Rubem Penz
“Mas, que momento!”
Alexandre Crespo
Tenho um grupo de amigos cuja teimosia chega a ser encantadora: insistimos em driblar a tão frenética quanto anestesiante rotina dos dias, vencemos distâncias, submetemos o poderoso tempo e, com frequência (ainda que irregular), nos reunimos para celebrar a amizade. Apenas isso – a amizade. Por sinal, uma das mais singelas, pois nascida naquele espaço de nossas vidas compreendido entre a infância e a adolescência. Somos todos assim, amigos do tempo do colégio. Alguns conhecidos desde as primeiras letras, outros que torceram juntos à espera do impiedoso listão do Vestibular de 1982.
Desde de que isso começou, em 2001, passamos a promover uma grande festa por década, algumas impagáveis comemorações de fim de ano e jantares menos glamorosos a qualquer momento. Basta uma convocação e abre-se a lista de presença. Muito coube a tarefa de puxar o fio do novelo a um subgrupo, o pessoal que, semanalmente, formava uma mesa muito ruidosa de Anchietanos no Z Café.
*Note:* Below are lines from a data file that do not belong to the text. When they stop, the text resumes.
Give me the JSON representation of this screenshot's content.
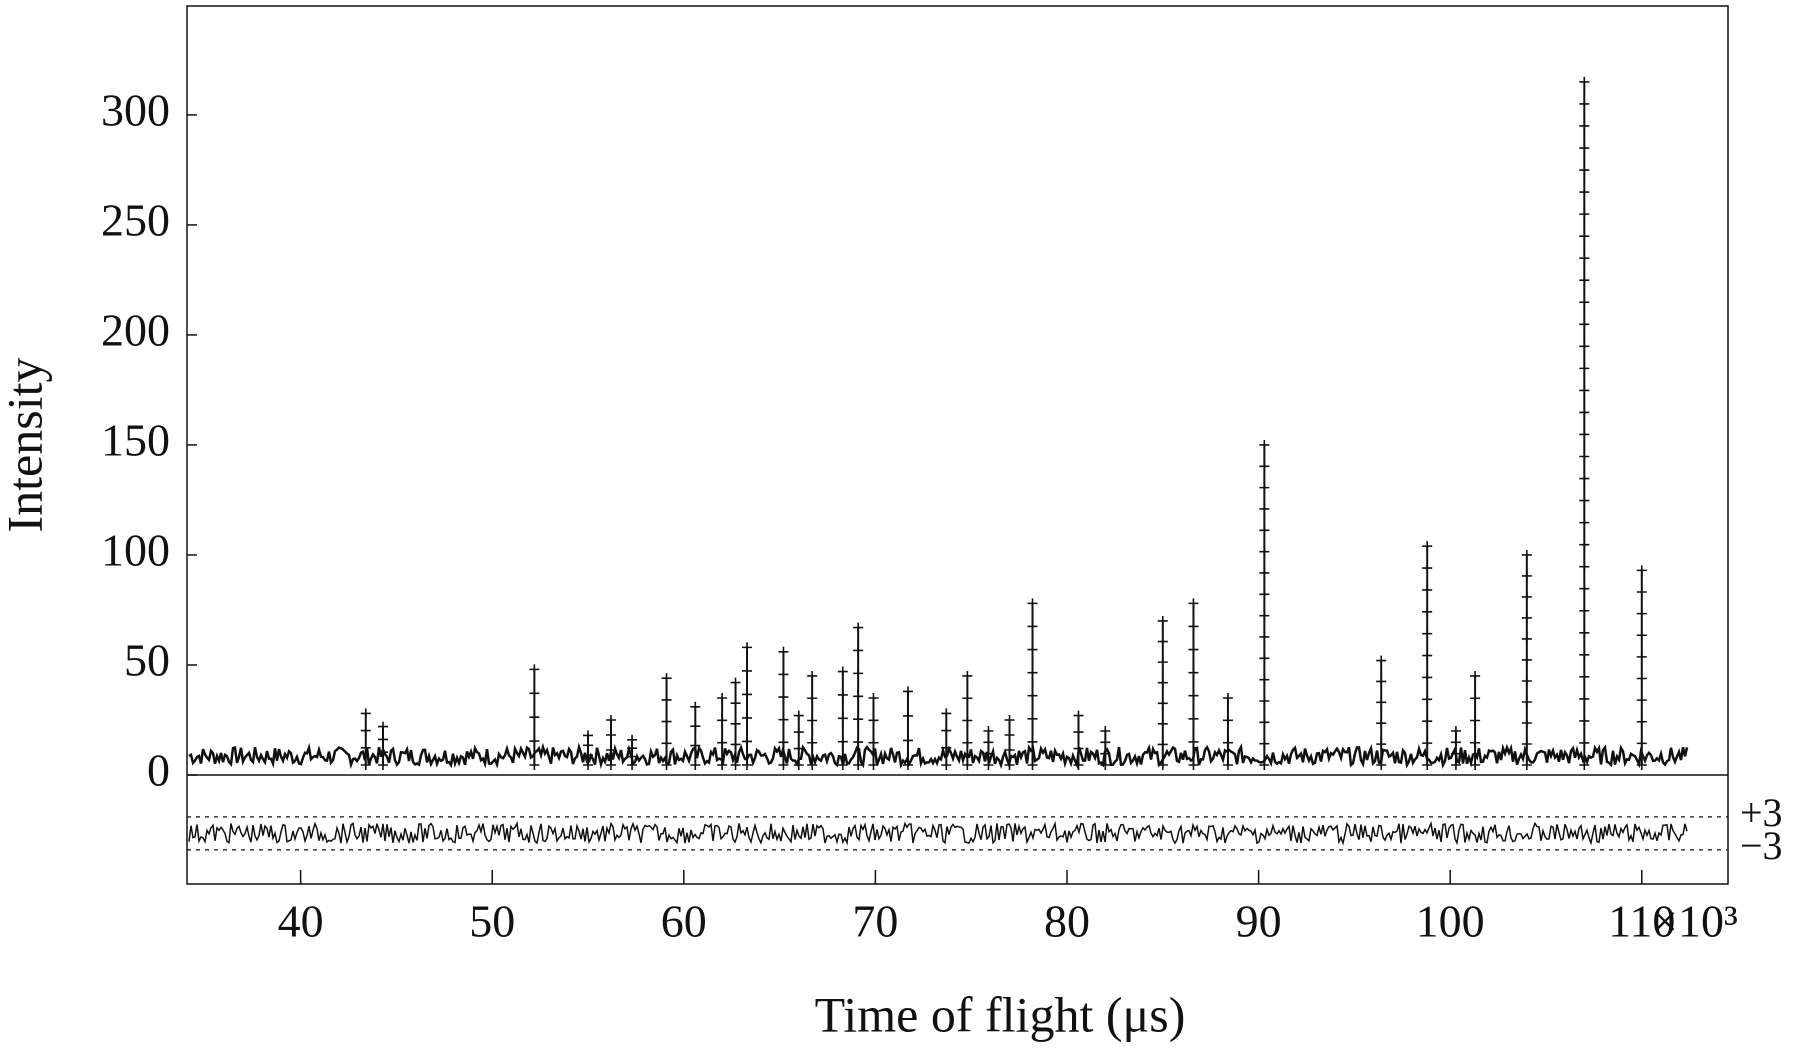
{
  "chart_data": {
    "type": "stem",
    "x_label": "Time of flight (μs)",
    "y_label": "Intensity",
    "x_scale_label": "×10³",
    "x": [
      43.4,
      44.3,
      52.2,
      55.0,
      56.2,
      57.3,
      59.1,
      60.6,
      62.0,
      62.7,
      63.3,
      65.2,
      66.0,
      66.7,
      68.3,
      69.1,
      69.9,
      71.7,
      73.7,
      74.8,
      75.9,
      77.0,
      78.2,
      80.6,
      82.0,
      85.0,
      86.6,
      88.4,
      90.3,
      96.4,
      98.8,
      100.3,
      101.3,
      104.0,
      107.0,
      110.0
    ],
    "values": [
      28,
      22,
      48,
      18,
      25,
      16,
      44,
      31,
      35,
      42,
      58,
      56,
      27,
      45,
      47,
      67,
      35,
      38,
      28,
      45,
      20,
      25,
      78,
      27,
      20,
      70,
      78,
      35,
      150,
      52,
      104,
      20,
      45,
      100,
      315,
      93
    ],
    "color": "#111111",
    "xlim": [
      34.07,
      114.5
    ],
    "ylim": [
      0,
      349.5
    ],
    "xticks": [
      40,
      50,
      60,
      70,
      80,
      90,
      100,
      110
    ],
    "yticks": [
      0,
      50,
      100,
      150,
      200,
      250,
      300
    ],
    "difference": {
      "ylim": [
        -9.2,
        10.6
      ],
      "yticks": [
        {
          "value": 3,
          "label": "+3"
        },
        {
          "value": -3,
          "label": "−3"
        }
      ]
    }
  }
}
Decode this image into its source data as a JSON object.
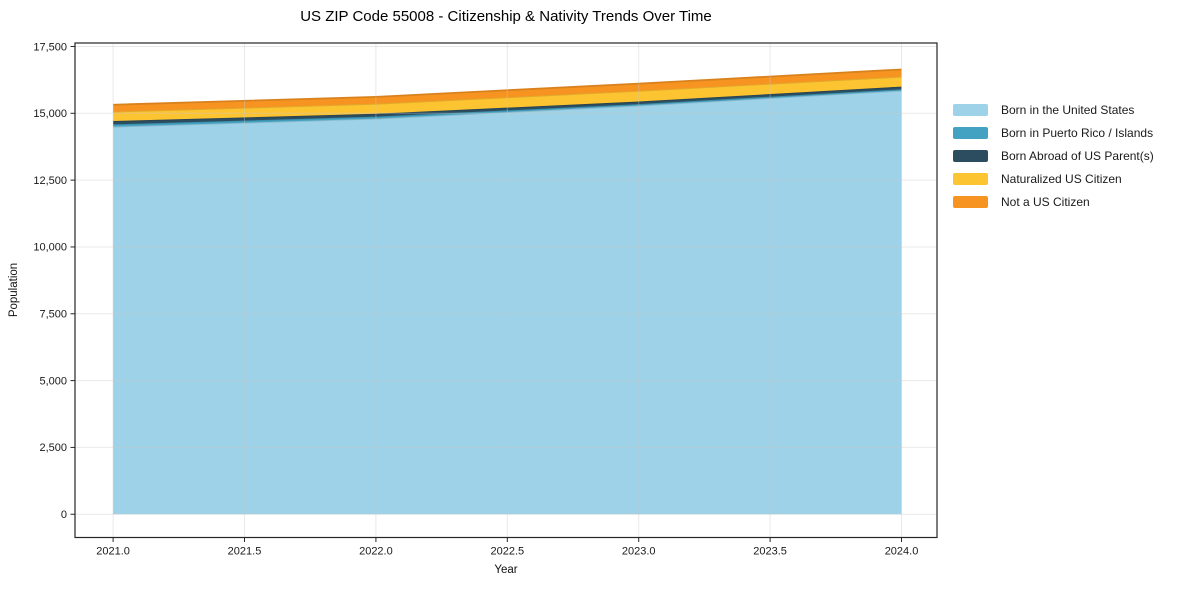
{
  "chart_data": {
    "type": "area",
    "stacked": true,
    "title": "US ZIP Code 55008 - Citizenship & Nativity Trends Over Time",
    "xlabel": "Year",
    "ylabel": "Population",
    "x": [
      2021,
      2022,
      2023,
      2024
    ],
    "series": [
      {
        "name": "Born in the United States",
        "color": "#9ed2e8",
        "values": [
          14500,
          14800,
          15290,
          15850
        ]
      },
      {
        "name": "Born in Puerto Rico / Islands",
        "color": "#43a2c2",
        "values": [
          85,
          75,
          55,
          50
        ]
      },
      {
        "name": "Born Abroad of US Parent(s)",
        "color": "#2c4d60",
        "values": [
          125,
          110,
          95,
          100
        ]
      },
      {
        "name": "Naturalized US Citizen",
        "color": "#fdc432",
        "values": [
          350,
          370,
          400,
          370
        ]
      },
      {
        "name": "Not a US Citizen",
        "color": "#f79421",
        "values": [
          260,
          260,
          270,
          270
        ]
      }
    ],
    "xlim": [
      2020.855,
      2024.135
    ],
    "ylim": [
      -870,
      17630
    ],
    "xticks": {
      "values": [
        2021.0,
        2021.5,
        2022.0,
        2022.5,
        2023.0,
        2023.5,
        2024.0
      ],
      "labels": [
        "2021.0",
        "2021.5",
        "2022.0",
        "2022.5",
        "2023.0",
        "2023.5",
        "2024.0"
      ]
    },
    "yticks": {
      "values": [
        0,
        2500,
        5000,
        7500,
        10000,
        12500,
        15000,
        17500
      ],
      "labels": [
        "0",
        "2,500",
        "5,000",
        "7,500",
        "10,000",
        "12,500",
        "15,000",
        "17,500"
      ]
    },
    "grid": true,
    "legend_position": "right-outside"
  },
  "colors": {
    "background": "#ffffff",
    "spine": "#262626",
    "grid": "#c9c9c9",
    "tick_text": "#1a1a1a"
  }
}
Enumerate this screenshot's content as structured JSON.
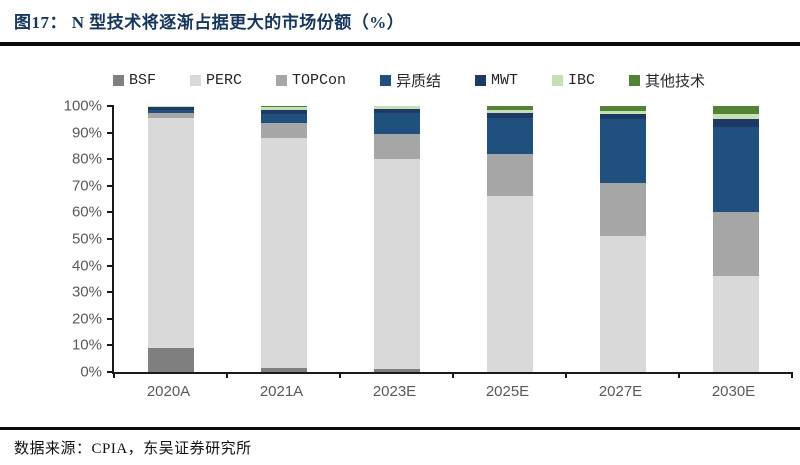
{
  "page": {
    "title": "图17： N 型技术将逐渐占据更大的市场份额（%）",
    "source": "数据来源：CPIA，东吴证券研究所"
  },
  "colors": {
    "title_navy": "#17365d",
    "axis_line": "#1a1a1a",
    "axis_text": "#595959",
    "divider": "#0a0a0a"
  },
  "chart_data": {
    "type": "bar",
    "stacked": true,
    "orientation": "vertical",
    "title": "N 型技术将逐渐占据更大的市场份额（%）",
    "xlabel": "",
    "ylabel": "",
    "ylim": [
      0,
      100
    ],
    "grid": false,
    "legend_position": "top",
    "categories": [
      "2020A",
      "2021A",
      "2023E",
      "2025E",
      "2027E",
      "2030E"
    ],
    "y_ticks": [
      "100%",
      "90%",
      "80%",
      "70%",
      "60%",
      "50%",
      "40%",
      "30%",
      "20%",
      "10%",
      "0%"
    ],
    "series": [
      {
        "name": "BSF",
        "color": "#7f7f7f",
        "values": [
          9,
          1.5,
          1,
          0,
          0,
          0
        ]
      },
      {
        "name": "PERC",
        "color": "#d9d9d9",
        "values": [
          86.5,
          86.5,
          79,
          66,
          51,
          36
        ]
      },
      {
        "name": "TOPCon",
        "color": "#a6a6a6",
        "values": [
          2,
          5.5,
          9.5,
          16,
          20,
          24
        ]
      },
      {
        "name": "异质结",
        "color": "#20517e",
        "values": [
          1,
          3.5,
          8,
          13.5,
          24,
          32
        ]
      },
      {
        "name": "MWT",
        "color": "#1f3864",
        "values": [
          1,
          1.5,
          1.3,
          1.8,
          2,
          3
        ]
      },
      {
        "name": "IBC",
        "color": "#c5e0b4",
        "values": [
          0.5,
          1,
          1.2,
          1.2,
          1,
          2
        ]
      },
      {
        "name": "其他技术",
        "color": "#538135",
        "values": [
          0,
          0.5,
          0,
          1.5,
          2,
          3
        ]
      }
    ]
  }
}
Aquilo que costuma apavorar tanto as pessoas (encontrar os amigos de infância e confrontar-se com a inexorável transformação) sempre foi encarado por nós como ponto a favor: unidos, somos pouco mais do que meninos e meninas de escola.
Dentre todos, havia um com méritos inquestionáveis: pódio certo em algazarra, esplêndido assador e personagem de um bordão sempre aguardado. Lá pelas tantas, com ou sem motivo aparente, olhava para todos e, com um enorme sorriso, dizia: “Mas, que momento!”. Contrito, confesso que não auferia grandeza ao acontecimento. Acostumara-me de tal modo aos encontros que me escapava sua real dimensão. Nem mesmo quando, em outros grupos, surgia o espanto por termos uma turma de colégio ativa depois de tantos anos, eu sentia o quanto pudesse ser extraordinário.
Na véspera do Natal, como um presente ao inverso, acompanhamos seu sepultamento. Súbito, partiu para outro plano nosso Alexandre Crespo. O coração impôs o tombo ao ginete. Uma parte dos colegas se reunirá hoje em sua memória. Intuo que, daqui para adiante, quando juntos, jamais faltará entre nós quem abra um sorriso e diga “que momento!”. Justa homenagem. E será mais do que tributo: será um alerta. Farol necessário para escaparmos dos naufrágios comezinhos da indiferença e darmos valor ao modesto – e grandioso – prazer do convívio. Antes que seja tarde.